Quand j'arrive chez un client à Paris 11e, la première chose que je regarde, c'est l'immeuble. Pas la porte d'entrée, pas le palier, pas la fuite : l'immeuble entier. Pierre de taille avec balcon filant ? Brique enduite des années 1930 ? Béton apparent des années 70 ? Bâtiment d'atelier reconverti en loft ? Dans le 11e, ces quatre cas se croisent dans le même pâté de maisons, parfois dans le même îlot urbain. Et chaque cas conditionne directement la plomberie qu'on va trouver à l'intérieur.
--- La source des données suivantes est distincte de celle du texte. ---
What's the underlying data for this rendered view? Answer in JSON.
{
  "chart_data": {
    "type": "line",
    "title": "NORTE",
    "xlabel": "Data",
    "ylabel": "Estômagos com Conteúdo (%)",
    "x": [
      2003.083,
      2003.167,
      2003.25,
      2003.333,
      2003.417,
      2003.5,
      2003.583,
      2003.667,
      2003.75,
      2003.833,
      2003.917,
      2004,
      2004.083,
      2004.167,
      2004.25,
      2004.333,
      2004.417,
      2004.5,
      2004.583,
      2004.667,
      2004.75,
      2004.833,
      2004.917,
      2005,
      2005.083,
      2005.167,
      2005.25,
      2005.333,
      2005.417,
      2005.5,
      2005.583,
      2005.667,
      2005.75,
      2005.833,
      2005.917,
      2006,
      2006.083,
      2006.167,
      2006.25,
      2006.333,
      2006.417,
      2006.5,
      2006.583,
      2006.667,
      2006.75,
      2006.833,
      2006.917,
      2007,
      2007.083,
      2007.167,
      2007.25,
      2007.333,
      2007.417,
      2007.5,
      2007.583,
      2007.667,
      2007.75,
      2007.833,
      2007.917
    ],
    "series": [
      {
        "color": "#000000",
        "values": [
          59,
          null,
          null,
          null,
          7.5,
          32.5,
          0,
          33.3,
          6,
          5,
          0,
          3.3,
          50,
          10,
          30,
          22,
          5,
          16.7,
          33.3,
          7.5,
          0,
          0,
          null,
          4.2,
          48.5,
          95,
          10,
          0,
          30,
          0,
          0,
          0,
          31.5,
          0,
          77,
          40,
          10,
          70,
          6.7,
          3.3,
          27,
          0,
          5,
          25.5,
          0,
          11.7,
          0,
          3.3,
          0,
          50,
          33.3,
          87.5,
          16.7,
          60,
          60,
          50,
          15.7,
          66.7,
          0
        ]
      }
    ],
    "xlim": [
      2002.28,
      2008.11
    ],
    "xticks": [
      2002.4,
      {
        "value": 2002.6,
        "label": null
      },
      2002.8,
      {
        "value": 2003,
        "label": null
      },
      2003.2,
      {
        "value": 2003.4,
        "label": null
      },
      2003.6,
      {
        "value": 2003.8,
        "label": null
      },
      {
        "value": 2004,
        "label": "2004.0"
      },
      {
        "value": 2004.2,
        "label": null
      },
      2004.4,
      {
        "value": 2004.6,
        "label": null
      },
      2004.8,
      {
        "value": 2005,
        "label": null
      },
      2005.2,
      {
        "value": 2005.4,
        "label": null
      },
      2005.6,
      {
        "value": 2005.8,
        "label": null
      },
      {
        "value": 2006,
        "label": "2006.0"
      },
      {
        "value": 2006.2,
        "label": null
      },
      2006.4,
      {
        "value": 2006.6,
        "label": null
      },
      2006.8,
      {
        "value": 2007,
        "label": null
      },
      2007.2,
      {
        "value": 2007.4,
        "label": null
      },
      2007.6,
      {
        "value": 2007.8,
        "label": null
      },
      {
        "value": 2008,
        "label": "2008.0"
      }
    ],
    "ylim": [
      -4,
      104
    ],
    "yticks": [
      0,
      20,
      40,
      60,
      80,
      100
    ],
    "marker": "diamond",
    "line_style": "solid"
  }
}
Premier bâti : les immeubles haussmanniens tardifs et post-haussmanniens. Selon le dossier complet INSEE 2022, 34 % des résidences principales du 11e ont été construites avant 1919 — c'est massif. On les trouve en majorité autour de la place de la Bastille, le long du boulevard Voltaire, dans le quartier Saint-Ambroise, et sur les abords de l'avenue de la République. Édifiés entre 1860 et 1910, ces immeubles suivent les codes haussmanniens classiques : façade en pierre de taille, structure en refends maçonnés, planchers bois sur poutres en sapin, cage d'escalier centrale, courette ou cour intérieure pour l'aération. Leur plomberie d'origine était composée de canalisations en plomb pour les arrivées d'eau et de fonte pour les évacuations. Les colonnes montantes en plomb ont été interdites au remplacement à partir de 1995 — la majorité ont été reprises au cuivre ou au PER lors des rénovations 2000-2020, mais on trouve encore régulièrement des tronçons de plomb dans des appartements non rénovés. Un Compagnon vous dirait la même chose : un raccord cuivre soudé sur un tronçon de plomb encore en place, c'est interdit par le DTU 60.1 et c'est ce que je vois pourtant tous les mois dans le 11e.
Deuxième bâti : les immeubles 1919-1945, soit 15 % du parc. Ces immeubles, qu'on trouve surtout le long du boulevard Richard-Lenoir, de la rue Oberkampf, de la rue Saint-Maur et autour de la place Léon-Blum, introduisent les premières évacuations en fonte standardisée et des arrivées en cuivre dans les programmes les plus soignés. La plomberie y est généralement plus simple à diagnostiquer que dans le haussmannien tardif : colonnes facilement repérables, plans d'étage plus rationnels, distribution moins enchevêtrée.
Troisième bâti : les opérations 1946-1970, 17,8 % du parc. Ce sont les reconstructions partielles autour de la Bastille (Opéra inauguré en 1989 mais le quartier a été remodelé bien avant), les ZAC du quartier Sainte-Marguerite, et plusieurs opérations privées de promotion immobilière. Ces immeubles introduisent les ballons électriques individuels, les chaudières gaz murales, les VMC simples. La plomberie est en cuivre, parfois encore d'origine — donc avec 50 à 70 ans de service.
Quatrième bâti : les immeubles 1971-1990, 23,2 % du parc. C'est une part importante du 11e, qu'on retrouve dans les opérations de rénovation urbaine du faubourg (autour de l'avenue Ledru-Rollin, rue de Charonne, le long du boulevard Voltaire dans ses portions sud). Plomberie en cuivre standard, ballons individuels, robinetterie thermostatique pour les programmes les plus modernes. Ces installations approchent toutes la fin de leur cycle technique de 40-50 ans.
Cinquième bâti : les ateliers du Faubourg-Saint-Antoine reconvertis en lofts, post-1990. Voilà la grande spécificité du 11e par rapport à n'importe quel autre arrondissement parisien. Les cours du faubourg — Cour de l'Industrie, Passage du Cheval-Blanc, Cour Damoye, Passage Lhomme — abritaient au XIXe siècle des ateliers d'ébénistes, de bronziers, de tapissiers, organisés en demi-niveaux avec verrières zenithales pour éclairer les établis. À partir des années 1990, ces ateliers ont été massivement reconvertis en lofts résidentiels avec installations plomberie modernes (cuivre ou PER), mais structure faubourienne préservée. Conséquence pour le plombier : plans atypiques, distribution non standardisée, accès difficiles, parfois passages de canalisations dans des plafonds bas ou des charpentes apparentes. Un cas concret vu rue de Lappe il y a six mois : fuite sur un raccord PER posé en 2008 dans un loft reconverti, accès uniquement par une trappe technique dissimulée derrière une bibliothèque. Compter 20 minutes rien que pour atteindre la zone d'intervention.
Avant de toucher au moindre raccord, je commence donc systématiquement par identifier le bâti. C'est élémentaire, c'est ce que m'a appris le tour de France des Compagnons, et c'est ce qui distingue un dépannage propre d'une intervention bâclée.